Hidayatullah.com—Sejarah tidak akan menunjukkan belas kasihan kepada negara-negara Arab yang mengakui Israel, kata Ismail Haniyah, pemimpin politik Hamas, kepada Middle East Eye.
Ditanya tentang pakta “normalisasi” baru-baru ini yang disepakati dengan ‘Israel’ oleh Uni Emirat Arab dan Bahrain, Haniyah mengatakan bahwa kesepakatan apa pun yang dibuat negara Arab dengan Zionis pada akhirnya akan mengancam negara itu.
“Kami tahu para pemimpin ‘Israel’ lebih baik dari mereka. Kami tahu bagaimana mereka berpikir. Kami ingin memberi tahu saudara-saudara kami di Uni Emirat Arab bahwa mereka akan kalah sebagai akibat dari perjanjian itu karena satu-satunya kepentingan ‘Israel’ adalah mencari pijakan militer dan ekonomi di daerah-daerah yang dekat dengan Iran,” kata Haniyah.
“Mereka akan menggunakan negara Anda sebagai ambang pintu. Kami tidak ingin melihat UEA digunakan sebagai landasan peluncuran ‘Israel’.”
Haniyeh menggambarkan Emirat sebagai “saudara” yang telah mendukung perjuangan Palestina secara historis dan mengatakan Hamas menantikan hari ketika mereka melepaskan diri dari perjanjian tersebut.
“Proyek Zionis adalah proyek ekspansionis. Tujuannya adalah untuk menciptakan ‘Israel’ yang lebih besar.
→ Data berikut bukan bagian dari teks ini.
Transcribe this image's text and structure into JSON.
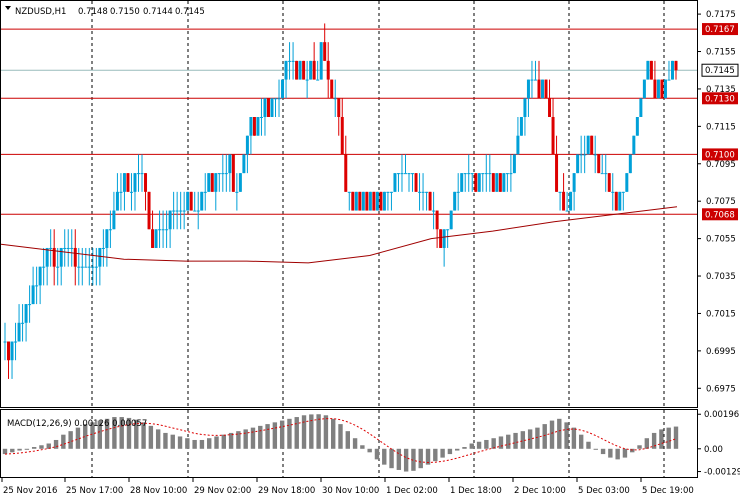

Kami tidak ingin melihat Emirat atau Bahrain atau Sudan digunakan sebagai kendaraan untuk proyek ini. Sejarah tidak akan ada ampun, orang tidak akan melupakan, dan hukum humaniter tidak akan memaafkan,” ujarnya.
Perjanjian Emirat dan Bahrain dengan pemerintah Zionis, yang ditandatangani di Gedung Putih bulan lalu, telah memicu spekulasi bahwa Arab Saudi dapat bersiap untuk mengikuti jejak dua sekutu dekatnya di Teluk.
Pekan lalu, Pangeran Bandar bin Sultan, yang menjabat sebagai duta besar Saudi untuk Washington selama lebih dari 30 tahun, menggambarkan para pemimpin Palestina sebagai kegagalan yang secara konsisten kehilangan kesempatan untuk penyelesaian dengan negara penjajah.
Pernyataannya, dalam sebuah wawancara dengan TV Al-Arabiya yang dikelola pemerintah, ditafsirkan sebagai tanda pelunakan kebijakan Raja Salman yang menolak mengakui Israel sebelum negara Palestina dibentuk.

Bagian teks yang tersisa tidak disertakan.